Garrabrant’s fascination with staged worlds led her to use props like dolls and dollhouses, creating scenes that evoke fleeting moments frozen in time.
“For me, the pictures were always more about nostalgia. When I was making them, I was already trying to replicate something that had happened to me before,” she says. “It became this idea of . . . going back, staging these scenes that were familiar to me, that were comforting when I was making them, but also kind of celebrating something that was over.”
She emphasizes that her book is not a documentary of teenagers in America.
“There’s so much to capture about teenagers, and it would be an impossible project to capture it all. I’m not so bold to think that I have. I think that’s what makes teenagers so interesting,” she says.
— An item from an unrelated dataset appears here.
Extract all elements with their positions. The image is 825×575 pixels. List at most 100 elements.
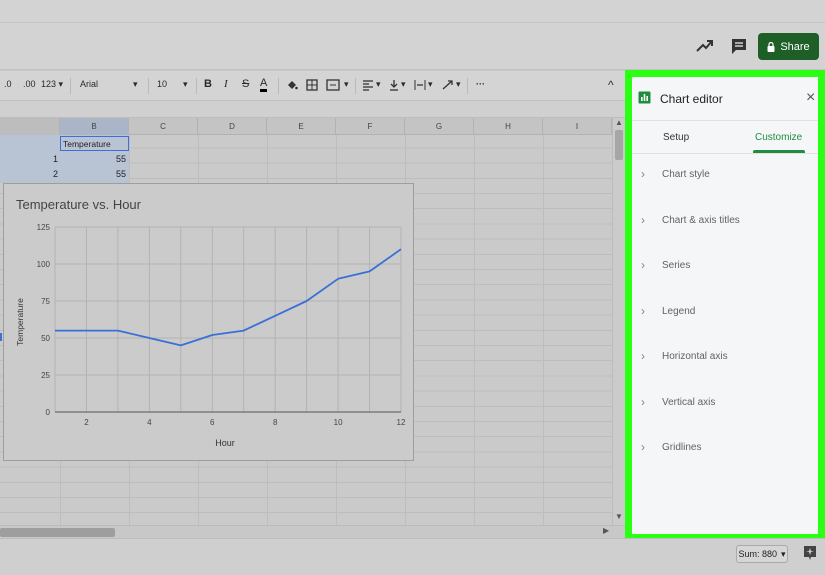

Many of her photographs capture girls in the spaces they inhabit or offer glimpses into their childhood rooms. In one, a girl stands in her living room wearing her ballet leotard and tights; in another, a girl gets ready for school with her American Girl doll nearby. Others capture scenes without the girls themselves: trophies lined up on a table, awaiting their recipients; a Claire’s storefront under glowing red fluorescent lights.
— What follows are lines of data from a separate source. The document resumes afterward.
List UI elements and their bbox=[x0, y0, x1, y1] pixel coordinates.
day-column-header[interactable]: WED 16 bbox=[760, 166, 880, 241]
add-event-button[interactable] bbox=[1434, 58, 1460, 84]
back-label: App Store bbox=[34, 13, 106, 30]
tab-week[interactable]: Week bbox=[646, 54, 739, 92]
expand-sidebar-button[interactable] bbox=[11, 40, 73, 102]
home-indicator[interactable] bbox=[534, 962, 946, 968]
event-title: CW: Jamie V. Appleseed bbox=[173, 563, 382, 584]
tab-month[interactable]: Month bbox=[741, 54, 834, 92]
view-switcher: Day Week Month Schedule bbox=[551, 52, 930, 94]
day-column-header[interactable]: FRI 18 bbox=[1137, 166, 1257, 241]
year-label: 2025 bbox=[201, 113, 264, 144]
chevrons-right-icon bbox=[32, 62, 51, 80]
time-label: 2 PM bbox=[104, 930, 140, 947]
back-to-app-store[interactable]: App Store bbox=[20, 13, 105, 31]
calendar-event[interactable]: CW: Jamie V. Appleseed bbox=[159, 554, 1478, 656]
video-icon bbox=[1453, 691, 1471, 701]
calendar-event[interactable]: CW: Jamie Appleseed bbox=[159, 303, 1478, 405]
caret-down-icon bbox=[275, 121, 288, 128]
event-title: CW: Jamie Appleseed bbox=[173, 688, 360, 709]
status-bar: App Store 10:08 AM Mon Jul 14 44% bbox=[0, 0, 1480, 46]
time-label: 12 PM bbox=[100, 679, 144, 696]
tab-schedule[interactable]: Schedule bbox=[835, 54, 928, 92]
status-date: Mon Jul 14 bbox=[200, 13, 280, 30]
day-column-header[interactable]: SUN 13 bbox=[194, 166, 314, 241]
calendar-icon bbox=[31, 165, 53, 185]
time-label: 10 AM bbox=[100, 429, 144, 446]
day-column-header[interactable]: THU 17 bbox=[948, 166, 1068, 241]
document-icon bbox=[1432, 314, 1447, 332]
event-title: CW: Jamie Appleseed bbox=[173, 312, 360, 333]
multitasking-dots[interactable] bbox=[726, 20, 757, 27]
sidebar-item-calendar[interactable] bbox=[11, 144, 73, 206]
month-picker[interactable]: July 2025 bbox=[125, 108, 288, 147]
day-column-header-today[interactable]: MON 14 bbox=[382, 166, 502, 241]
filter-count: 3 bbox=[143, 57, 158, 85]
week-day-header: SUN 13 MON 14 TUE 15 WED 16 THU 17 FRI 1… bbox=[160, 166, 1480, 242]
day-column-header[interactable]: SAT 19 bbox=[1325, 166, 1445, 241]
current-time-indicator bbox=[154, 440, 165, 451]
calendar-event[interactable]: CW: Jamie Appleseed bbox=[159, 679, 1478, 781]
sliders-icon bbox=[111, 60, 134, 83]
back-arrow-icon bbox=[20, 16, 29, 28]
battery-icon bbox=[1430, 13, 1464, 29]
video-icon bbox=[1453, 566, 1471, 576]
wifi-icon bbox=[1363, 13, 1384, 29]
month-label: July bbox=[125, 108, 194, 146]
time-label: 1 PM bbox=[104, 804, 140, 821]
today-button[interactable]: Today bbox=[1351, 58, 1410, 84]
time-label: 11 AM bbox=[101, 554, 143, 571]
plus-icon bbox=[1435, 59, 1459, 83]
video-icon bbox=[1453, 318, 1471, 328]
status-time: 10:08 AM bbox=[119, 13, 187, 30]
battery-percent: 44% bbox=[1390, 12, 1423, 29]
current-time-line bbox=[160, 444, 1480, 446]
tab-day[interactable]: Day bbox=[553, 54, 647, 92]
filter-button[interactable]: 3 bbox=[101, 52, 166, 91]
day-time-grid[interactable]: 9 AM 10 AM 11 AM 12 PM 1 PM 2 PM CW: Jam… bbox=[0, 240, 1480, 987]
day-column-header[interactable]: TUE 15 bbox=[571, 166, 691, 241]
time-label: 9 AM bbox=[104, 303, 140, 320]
Nostalgia for the 2000s wouldn’t be complete without Britney Spears, who makes multiple appearances in Garrabrant’s book. One girl’s room features a giant cutout of Spears. Another girl lounges in the grass in an “Oops! . . . I did it again” T-shirt.

As she worked, the photographer considered “types of girls, types of girl’s bedrooms, the world that girls are living in and also how girls fit into pop culture,” she says.
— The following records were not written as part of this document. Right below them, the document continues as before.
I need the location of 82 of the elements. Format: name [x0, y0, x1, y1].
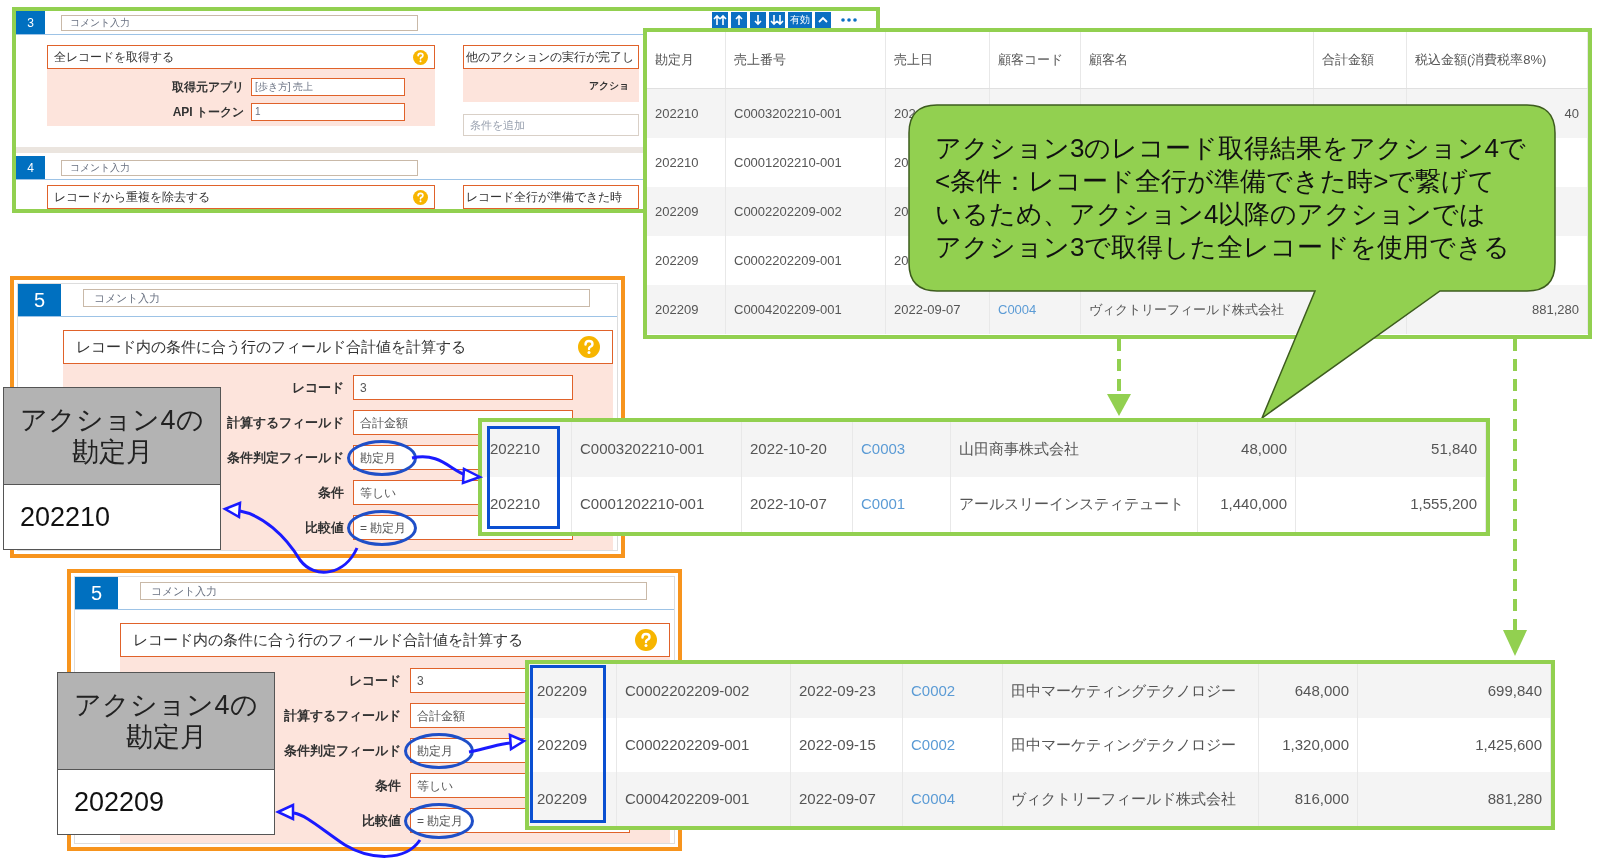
double-down-arrow-icon: [769, 12, 785, 28]
table-cell: ヴィクトリーフィールド株式会社: [1003, 772, 1259, 826]
table-cell: 1,555,200: [1296, 477, 1486, 532]
table-cell: 881,280: [1358, 772, 1551, 826]
note-heading: アクション4の 勘定月: [4, 388, 220, 485]
more-button[interactable]: [840, 17, 858, 23]
action-number: 3: [16, 11, 45, 34]
action-select[interactable]: 全レコードを取得する: [47, 45, 435, 69]
field-label: レコード: [349, 671, 401, 690]
table-header-cell[interactable]: 顧客コード: [990, 32, 1081, 88]
toolbar-button[interactable]: [712, 12, 728, 28]
table-cell-text: 40: [1564, 104, 1579, 123]
help-icon: [578, 336, 600, 358]
help-icon: [635, 629, 657, 651]
table-cell: 2022-10-07: [742, 477, 853, 532]
table-cell-text: 202209: [655, 251, 699, 270]
table-header-cell[interactable]: 勘定月: [647, 32, 726, 88]
table-cell-text: 202209: [655, 202, 699, 221]
table-header-cell[interactable]: 売上番号: [726, 32, 886, 88]
action-number: 5: [18, 284, 61, 316]
table-header-cell[interactable]: 売上日: [886, 32, 990, 88]
double-up-arrow-icon: [712, 12, 728, 28]
action-select[interactable]: レコード内の条件に合う行のフィールド合計値を計算する: [63, 330, 613, 364]
field-label: 計算するフィールド: [284, 706, 401, 725]
field-label: 比較値: [362, 811, 401, 830]
table-cell-text: C0002202209-002: [734, 202, 842, 221]
comment-field[interactable]: コメント入力: [61, 14, 418, 31]
field-label: 比較値: [305, 518, 344, 537]
callout-text: アクション3のレコード取得結果をアクション4で <条件：レコード全行が準備できた時>で繋げて いるため、アクション4以降のアクションでは アクション3で取得した全レコードを使用できる: [935, 132, 1526, 264]
table-cell: 816,000: [1259, 772, 1358, 826]
input-field[interactable]: [歩き方] 売上: [251, 78, 405, 96]
field-label: レコード: [292, 378, 344, 397]
note-value: 202209: [73, 785, 166, 819]
action-select[interactable]: レコード全行が準備できた時: [463, 185, 639, 209]
table-cell: C0001202210-001: [572, 477, 742, 532]
table-cell-text: 202209: [655, 300, 699, 319]
field-label: 条件判定フィールド: [227, 448, 344, 467]
action-number: 5: [75, 577, 118, 609]
action-select[interactable]: レコード内の条件に合う行のフィールド合計値を計算する: [120, 623, 670, 657]
table-cell-text: 202210: [655, 153, 699, 172]
toolbar-button[interactable]: [769, 12, 785, 28]
action-select[interactable]: 他のアクションの実行が完了し: [463, 45, 639, 69]
comment-field[interactable]: コメント入力: [83, 289, 590, 307]
table-cell: 2022-09-07: [791, 772, 903, 826]
field-label: 条件: [375, 776, 401, 795]
field-label: 取得元アプリ: [172, 79, 244, 96]
help-icon: [413, 189, 428, 205]
table-cell-text: C0002202209-001: [734, 251, 842, 270]
note-value: 202210: [19, 500, 112, 534]
table-cell-text: 2022-09-07: [894, 300, 961, 319]
table-cell-text: 20: [894, 153, 909, 172]
table-cell-text: C0004202209-001: [734, 300, 842, 319]
action-number: 4: [16, 156, 45, 179]
table-header-cell[interactable]: 顧客名: [1081, 32, 1314, 88]
toolbar-button[interactable]: [731, 12, 747, 28]
toolbar-button[interactable]: [815, 12, 831, 28]
help-icon: [413, 49, 428, 65]
comment-field[interactable]: コメント入力: [61, 159, 418, 176]
input-field[interactable]: 1: [251, 103, 405, 121]
toolbar-button[interactable]: [750, 12, 766, 28]
table-cell-text: C0001202210-001: [734, 153, 842, 172]
table-cell-text: 202210: [655, 104, 699, 123]
comment-field[interactable]: コメント入力: [140, 582, 647, 600]
table-cell: アールスリーインスティテュート: [951, 477, 1198, 532]
table-cell-text: 881,280: [1532, 300, 1579, 319]
table-cell-text: 20: [894, 202, 909, 221]
table-cell: 1,440,000: [1198, 477, 1296, 532]
table-cell: C0004202209-001: [617, 772, 791, 826]
field-label: アクショ: [589, 79, 629, 93]
table-header-cell[interactable]: 合計金額: [1314, 32, 1407, 88]
table-header-cell[interactable]: 税込金額(消費税率8%): [1407, 32, 1588, 88]
table-cell-text: ヴィクトリーフィールド株式会社: [1089, 300, 1284, 319]
toggle-button[interactable]: 有効: [788, 12, 812, 28]
field-label: 条件判定フィールド: [284, 741, 401, 760]
field-label: API トークン: [172, 104, 244, 121]
note-heading: アクション4の 勘定月: [58, 673, 274, 770]
more-icon: [840, 17, 858, 23]
table-cell-text: C0003202210-001: [734, 104, 842, 123]
table-cell-text: 20: [894, 251, 909, 270]
action-select[interactable]: レコードから重複を除去する: [47, 185, 435, 209]
field-label: 計算するフィールド: [227, 413, 344, 432]
field-label: 条件: [318, 483, 344, 502]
In addition to personal projects and her work for clients that include Disney, Showtime, Netflix and Nike, Garrabrant has collaborated with Taylor Swift since 2020 to create the cover art for such albums as Folklore, Evermore, Midnights and The Tortured Poets Department.
Garrabrant notes that her photography and Swift’s lyrics both rely on storytelling and nostalgia to examine life from different angles. “So much of Taylor’s writing is about looking back and reinterpreting and reexamining her own past . . . so there’s certainly parallels there. We are both nostalgic, and we both like looking back and kind of restaging and retelling these stories.”
The first album Garrabrant worked on was Folklore, with its black-and-white cover of Swift standing alone in a misty forest gazing up at the trees. The photos were taken in spring 2020 during the height of the COVID-19 pandemic.
“It was just the two of us making those pictures,” Garrabrant recalls of that morning with Swift. “She did her own hair and wore her own clothes, and we were in the woods. It actually felt like back when I was at Notre Dame, making pictures and using my friends in my projects and shooting all day.”
Garrabrant tries to revisit that creative process with Swift as she approaches new projects.
“It felt very freeing,” she says — less constricted than by the demands of some clients. “It reminded me to remain true to myself and my work.”
Senior Caroline Collins, a senior environmental science major and journalism minor, was this magazine’s autumn intern.